Down Queenston Bowl’s memory lanes

Bowling_ball_and_pinsMy past two columns gave a general history of changes to Hamilton’s bowling over the years. Here is brief history of one of Hamilton’s top bowling centres in the 1960s, Queenston Bowl.

Located at 108 Queenston Road close to the east-end traffic circle, it started out as Blondie’s Lunch and in 1955 converted to 10 lanes of five and ten-pin bowling with pin boys. As you entered the front door, to the right was a shoe counter and coat rack and to the left was the control counter with a pinball machine usually beside it and a black-and-white TV overhead. At the back of lane one was the entrance to the downstairs washrooms. Between lanes five and six were support beams which separated those lanes more than the others. On the wall above lane one was a blackboard titled “10 Pins Hi Score Club.” Right out in front was a convenient bus stop but if you drove, the Derby House was next door with ample parking.

Pin boys were paid six cents a game for five pins and 10 cents a game for ten pins and were the highest in Hamilton. At the end of their shifts, owner Carl Balon let them bowl for the cost of paying the pin-boy. The ball returns were above lane. A hazard for the courageous pin-boys were flying pins resulting in many bruises but nothing serious. A couple of times an “injured” boy would send a ball back down the lane at the offending bowler, usually missing him. Once in a while a satisfied bowler would throw money, usually quarters down the lane for the boys. To set the pins, a lever was pushed down with the foot and 12 spikes were raised just above the pin deck. The two “extra” spikes were for the placement of the middle two five pins. The original “count” for five pins from the left was 4, 2, 1, 3 and 5 and the 4-pin was the “counter” pin. If you didn’t knock it down, you receive nothing for the frame. If you fouled you would receive a score of minus 15 for the frame making it possible to record a minus game. No records of a minus game are known, but a “zero” game is in the books. Later the pins were re-numbered 2,3,5,3 and 2 with no counter pin.
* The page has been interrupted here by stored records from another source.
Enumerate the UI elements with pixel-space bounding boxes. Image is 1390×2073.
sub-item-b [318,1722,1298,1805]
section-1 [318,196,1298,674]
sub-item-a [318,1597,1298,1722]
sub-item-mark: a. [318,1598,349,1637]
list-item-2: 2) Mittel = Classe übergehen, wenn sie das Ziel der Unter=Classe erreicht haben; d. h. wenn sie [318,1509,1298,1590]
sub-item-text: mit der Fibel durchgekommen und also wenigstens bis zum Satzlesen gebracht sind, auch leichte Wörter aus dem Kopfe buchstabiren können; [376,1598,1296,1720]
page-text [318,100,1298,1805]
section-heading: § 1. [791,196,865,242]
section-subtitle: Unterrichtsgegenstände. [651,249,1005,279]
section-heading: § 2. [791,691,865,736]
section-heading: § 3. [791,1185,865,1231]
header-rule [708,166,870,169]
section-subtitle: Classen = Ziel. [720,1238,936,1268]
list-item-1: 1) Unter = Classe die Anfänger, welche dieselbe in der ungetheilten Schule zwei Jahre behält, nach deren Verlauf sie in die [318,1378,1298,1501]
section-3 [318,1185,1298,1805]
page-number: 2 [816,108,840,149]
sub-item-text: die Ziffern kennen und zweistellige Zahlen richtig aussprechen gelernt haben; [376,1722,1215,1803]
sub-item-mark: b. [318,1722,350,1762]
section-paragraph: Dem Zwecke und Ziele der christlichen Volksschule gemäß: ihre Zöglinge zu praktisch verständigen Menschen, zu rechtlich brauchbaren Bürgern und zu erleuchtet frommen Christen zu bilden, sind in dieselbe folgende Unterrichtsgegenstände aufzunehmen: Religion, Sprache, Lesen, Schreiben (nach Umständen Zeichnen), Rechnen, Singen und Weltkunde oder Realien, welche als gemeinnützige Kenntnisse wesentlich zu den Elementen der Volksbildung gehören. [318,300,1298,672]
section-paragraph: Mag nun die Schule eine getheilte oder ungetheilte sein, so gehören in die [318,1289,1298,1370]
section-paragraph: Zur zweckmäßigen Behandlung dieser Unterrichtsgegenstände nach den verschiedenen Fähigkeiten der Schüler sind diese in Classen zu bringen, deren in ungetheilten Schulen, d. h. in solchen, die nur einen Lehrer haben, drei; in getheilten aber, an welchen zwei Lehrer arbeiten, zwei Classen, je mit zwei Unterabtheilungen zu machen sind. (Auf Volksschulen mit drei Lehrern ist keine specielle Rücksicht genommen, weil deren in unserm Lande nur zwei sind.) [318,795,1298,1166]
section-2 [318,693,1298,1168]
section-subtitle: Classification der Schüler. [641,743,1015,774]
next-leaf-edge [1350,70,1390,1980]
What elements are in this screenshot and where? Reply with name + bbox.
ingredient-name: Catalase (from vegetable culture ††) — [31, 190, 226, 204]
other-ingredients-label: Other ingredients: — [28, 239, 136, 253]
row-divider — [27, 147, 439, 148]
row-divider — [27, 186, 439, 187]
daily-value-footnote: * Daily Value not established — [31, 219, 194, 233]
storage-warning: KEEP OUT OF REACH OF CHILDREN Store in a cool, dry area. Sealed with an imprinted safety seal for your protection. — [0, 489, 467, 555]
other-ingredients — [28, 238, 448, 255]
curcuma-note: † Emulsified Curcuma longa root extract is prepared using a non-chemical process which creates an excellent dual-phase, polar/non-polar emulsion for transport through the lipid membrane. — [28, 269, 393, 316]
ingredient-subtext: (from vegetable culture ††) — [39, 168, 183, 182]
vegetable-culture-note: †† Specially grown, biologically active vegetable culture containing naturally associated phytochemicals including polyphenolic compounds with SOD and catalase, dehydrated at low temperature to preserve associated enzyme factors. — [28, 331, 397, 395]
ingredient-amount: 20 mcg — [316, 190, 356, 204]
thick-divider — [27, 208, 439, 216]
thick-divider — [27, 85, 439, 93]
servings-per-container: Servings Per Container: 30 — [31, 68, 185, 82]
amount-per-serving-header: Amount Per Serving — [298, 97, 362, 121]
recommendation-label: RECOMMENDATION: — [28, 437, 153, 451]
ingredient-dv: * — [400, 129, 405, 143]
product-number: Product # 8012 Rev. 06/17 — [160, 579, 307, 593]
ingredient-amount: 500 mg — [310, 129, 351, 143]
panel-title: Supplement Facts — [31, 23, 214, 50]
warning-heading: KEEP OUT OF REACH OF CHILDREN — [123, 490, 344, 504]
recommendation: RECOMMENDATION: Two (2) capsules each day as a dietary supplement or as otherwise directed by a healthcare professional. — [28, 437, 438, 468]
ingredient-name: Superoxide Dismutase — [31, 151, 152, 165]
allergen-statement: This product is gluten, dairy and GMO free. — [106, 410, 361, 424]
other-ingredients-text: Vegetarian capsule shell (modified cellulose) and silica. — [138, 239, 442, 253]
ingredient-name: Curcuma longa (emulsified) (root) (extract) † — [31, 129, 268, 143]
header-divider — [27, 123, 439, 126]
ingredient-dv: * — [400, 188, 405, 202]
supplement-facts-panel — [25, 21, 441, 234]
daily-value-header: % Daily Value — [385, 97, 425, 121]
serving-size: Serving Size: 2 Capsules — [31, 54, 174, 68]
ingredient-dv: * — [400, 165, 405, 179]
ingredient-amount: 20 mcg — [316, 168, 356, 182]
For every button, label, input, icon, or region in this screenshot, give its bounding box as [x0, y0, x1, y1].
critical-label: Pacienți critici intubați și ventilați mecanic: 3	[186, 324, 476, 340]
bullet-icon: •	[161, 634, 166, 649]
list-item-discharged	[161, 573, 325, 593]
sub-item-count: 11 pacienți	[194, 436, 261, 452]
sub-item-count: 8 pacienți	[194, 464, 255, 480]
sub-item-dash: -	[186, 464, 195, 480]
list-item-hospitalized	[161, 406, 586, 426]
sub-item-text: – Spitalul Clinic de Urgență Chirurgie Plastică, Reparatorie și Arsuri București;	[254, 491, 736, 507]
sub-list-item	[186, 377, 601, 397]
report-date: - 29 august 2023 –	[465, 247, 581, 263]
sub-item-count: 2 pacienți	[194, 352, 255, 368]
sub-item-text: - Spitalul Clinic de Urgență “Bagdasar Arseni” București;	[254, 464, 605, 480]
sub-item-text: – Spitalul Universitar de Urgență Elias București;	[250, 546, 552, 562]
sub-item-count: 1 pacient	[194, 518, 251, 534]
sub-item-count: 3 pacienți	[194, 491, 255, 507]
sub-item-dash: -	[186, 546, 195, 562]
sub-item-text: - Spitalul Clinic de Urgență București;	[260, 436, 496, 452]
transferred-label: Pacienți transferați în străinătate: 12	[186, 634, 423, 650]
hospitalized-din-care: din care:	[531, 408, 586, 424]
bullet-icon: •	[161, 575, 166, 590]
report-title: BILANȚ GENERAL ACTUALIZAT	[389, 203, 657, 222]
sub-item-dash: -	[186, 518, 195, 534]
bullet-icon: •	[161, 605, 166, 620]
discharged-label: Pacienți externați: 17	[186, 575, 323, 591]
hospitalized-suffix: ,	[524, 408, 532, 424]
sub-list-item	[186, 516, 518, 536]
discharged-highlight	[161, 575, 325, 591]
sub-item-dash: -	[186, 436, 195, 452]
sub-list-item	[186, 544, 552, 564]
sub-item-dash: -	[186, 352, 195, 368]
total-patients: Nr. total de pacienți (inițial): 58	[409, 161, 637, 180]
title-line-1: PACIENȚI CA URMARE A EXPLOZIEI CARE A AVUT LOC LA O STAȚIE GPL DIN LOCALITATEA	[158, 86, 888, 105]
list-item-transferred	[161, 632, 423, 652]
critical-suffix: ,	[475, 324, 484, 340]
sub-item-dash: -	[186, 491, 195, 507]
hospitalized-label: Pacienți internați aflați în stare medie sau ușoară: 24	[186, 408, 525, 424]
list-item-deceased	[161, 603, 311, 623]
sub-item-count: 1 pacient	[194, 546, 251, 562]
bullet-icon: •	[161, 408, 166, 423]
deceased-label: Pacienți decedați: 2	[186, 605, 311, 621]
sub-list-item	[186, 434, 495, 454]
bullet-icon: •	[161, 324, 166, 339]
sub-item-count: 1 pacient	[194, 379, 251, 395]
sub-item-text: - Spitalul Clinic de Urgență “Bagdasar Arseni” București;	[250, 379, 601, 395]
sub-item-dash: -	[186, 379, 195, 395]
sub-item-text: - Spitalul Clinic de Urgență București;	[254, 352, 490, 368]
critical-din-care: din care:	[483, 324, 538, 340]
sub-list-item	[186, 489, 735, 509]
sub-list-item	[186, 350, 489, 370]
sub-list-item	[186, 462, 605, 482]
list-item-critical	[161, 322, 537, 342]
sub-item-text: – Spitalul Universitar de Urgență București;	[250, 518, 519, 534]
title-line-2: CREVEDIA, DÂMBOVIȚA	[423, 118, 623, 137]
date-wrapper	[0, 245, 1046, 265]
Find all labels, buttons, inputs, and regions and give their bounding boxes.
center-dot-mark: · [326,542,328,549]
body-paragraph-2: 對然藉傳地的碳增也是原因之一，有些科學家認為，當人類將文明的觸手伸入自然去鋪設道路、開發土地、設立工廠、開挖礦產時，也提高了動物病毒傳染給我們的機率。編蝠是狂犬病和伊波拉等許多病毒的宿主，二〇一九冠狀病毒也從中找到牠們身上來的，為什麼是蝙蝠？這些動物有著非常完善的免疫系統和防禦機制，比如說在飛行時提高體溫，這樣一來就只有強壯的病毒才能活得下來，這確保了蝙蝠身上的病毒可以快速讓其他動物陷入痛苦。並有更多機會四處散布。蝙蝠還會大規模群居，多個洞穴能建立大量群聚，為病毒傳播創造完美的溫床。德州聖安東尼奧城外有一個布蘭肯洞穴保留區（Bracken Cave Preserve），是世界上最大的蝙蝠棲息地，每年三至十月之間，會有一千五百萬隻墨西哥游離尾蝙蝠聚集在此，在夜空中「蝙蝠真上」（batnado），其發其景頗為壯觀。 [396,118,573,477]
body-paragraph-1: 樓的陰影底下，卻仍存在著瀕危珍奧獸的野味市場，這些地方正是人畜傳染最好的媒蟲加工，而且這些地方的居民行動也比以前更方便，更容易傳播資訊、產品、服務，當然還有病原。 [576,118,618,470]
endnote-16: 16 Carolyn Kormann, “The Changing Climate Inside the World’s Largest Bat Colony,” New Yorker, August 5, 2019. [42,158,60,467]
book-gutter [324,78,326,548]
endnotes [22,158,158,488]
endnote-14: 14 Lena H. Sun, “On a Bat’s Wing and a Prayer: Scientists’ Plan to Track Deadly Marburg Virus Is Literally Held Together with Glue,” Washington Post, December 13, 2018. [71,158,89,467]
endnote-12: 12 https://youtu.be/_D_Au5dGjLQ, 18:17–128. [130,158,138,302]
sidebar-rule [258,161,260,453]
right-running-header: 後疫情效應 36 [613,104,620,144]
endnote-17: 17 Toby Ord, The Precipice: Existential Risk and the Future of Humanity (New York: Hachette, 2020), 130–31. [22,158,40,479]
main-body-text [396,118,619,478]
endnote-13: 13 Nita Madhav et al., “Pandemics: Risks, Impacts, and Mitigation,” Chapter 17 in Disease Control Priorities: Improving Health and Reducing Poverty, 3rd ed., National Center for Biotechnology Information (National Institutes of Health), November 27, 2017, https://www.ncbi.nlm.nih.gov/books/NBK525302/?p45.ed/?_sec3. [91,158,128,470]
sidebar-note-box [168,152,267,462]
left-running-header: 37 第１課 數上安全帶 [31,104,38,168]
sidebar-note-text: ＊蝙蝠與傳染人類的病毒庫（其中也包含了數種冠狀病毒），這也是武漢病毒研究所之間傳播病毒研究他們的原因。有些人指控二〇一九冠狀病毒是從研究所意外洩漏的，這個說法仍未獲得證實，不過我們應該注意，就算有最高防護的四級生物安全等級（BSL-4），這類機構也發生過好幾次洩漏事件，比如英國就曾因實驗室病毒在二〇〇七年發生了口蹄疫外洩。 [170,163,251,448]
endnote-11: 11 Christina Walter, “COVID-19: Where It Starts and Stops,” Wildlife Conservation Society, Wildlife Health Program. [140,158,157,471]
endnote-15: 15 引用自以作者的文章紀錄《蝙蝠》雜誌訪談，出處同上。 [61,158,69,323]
After the leagues were visited for the night, the doors were locked and “pot” games took place with Balon, Leo Gral, Gabe Bihary, Stan Prokop, Jim Bonk, Don Watson, and others. League high averages were usually in the 175 to 180 range. Many of the year-end banquets were held at the recently demolished City Motor Hotel. When Queen Elizabeth visited Canada, she passed right in front of Queenston Bowl and Carl was out front waving a Canadian flag.

In 1974, Queenston Bowl was only five pins with automatic machines until closing in mid-1987. It re-opened with several different businesses, such as auto repairs and a dance studio. It was originally owned by Balon until he sold it to Joe and Frank Pastrak.

Karol Elias Balon was born near Krakow, Poland in 1918, the second youngest of nine. By the time he graduated from Stanislaw State College in 1937 he was an accomplished alpine skier, spoke six languages and could play several musical instruments. During the Second World War he was active in the Polish underground. In 1976 the future Pope John Paul II, one of his college friends, came to Canada and visited Balon in Winona. On another occasion, the Pope asked for Balon’s daughter, Maria, an Air Canada stewardess, to accompany him on his trip home to Italy. One of Balon’s prized possessions was a photo of them on the plane.

After the war Balon travelled to Italy, England and in 1949, Canada. In the early 1950s he opened Blondie’s Lunch and in 1954 converted it to the 10 lane bowling alley. Balon also found time to operate Hamilton Travel Bureau, first on James Street South then on Barton near Civic stadium.

There were only two tenpin leagues there during Balon’s tenure: Tiny Tens on Tuesday and Queenston Mixed on Saturday. Some of the five-pin leagues were Barber, Teenagers, Liquid Air, Comstock, Firestone and Neighbourhood. At the end of each bowling season, Balon hosted a party for all his pin-boys at his Winona home where there was a tennis court and an in-ground swimming pool.

Balon also built a ski run on a part of the escarpment. Anyone who visited his Winona home was assured of food and drink, usually brandy. A saying of his was “Eat and drink. Don’t you remember when we didn’t have anything to eat and drink. Eat and drink, life is short.”

Carl Balon, who was inducted into the Hamilton Tenpin Hall of Fame in 1982, passed away May 19, 1999 in his 82nd year and his obituary was prominent in the Hamilton Spectator on June 12, 1999.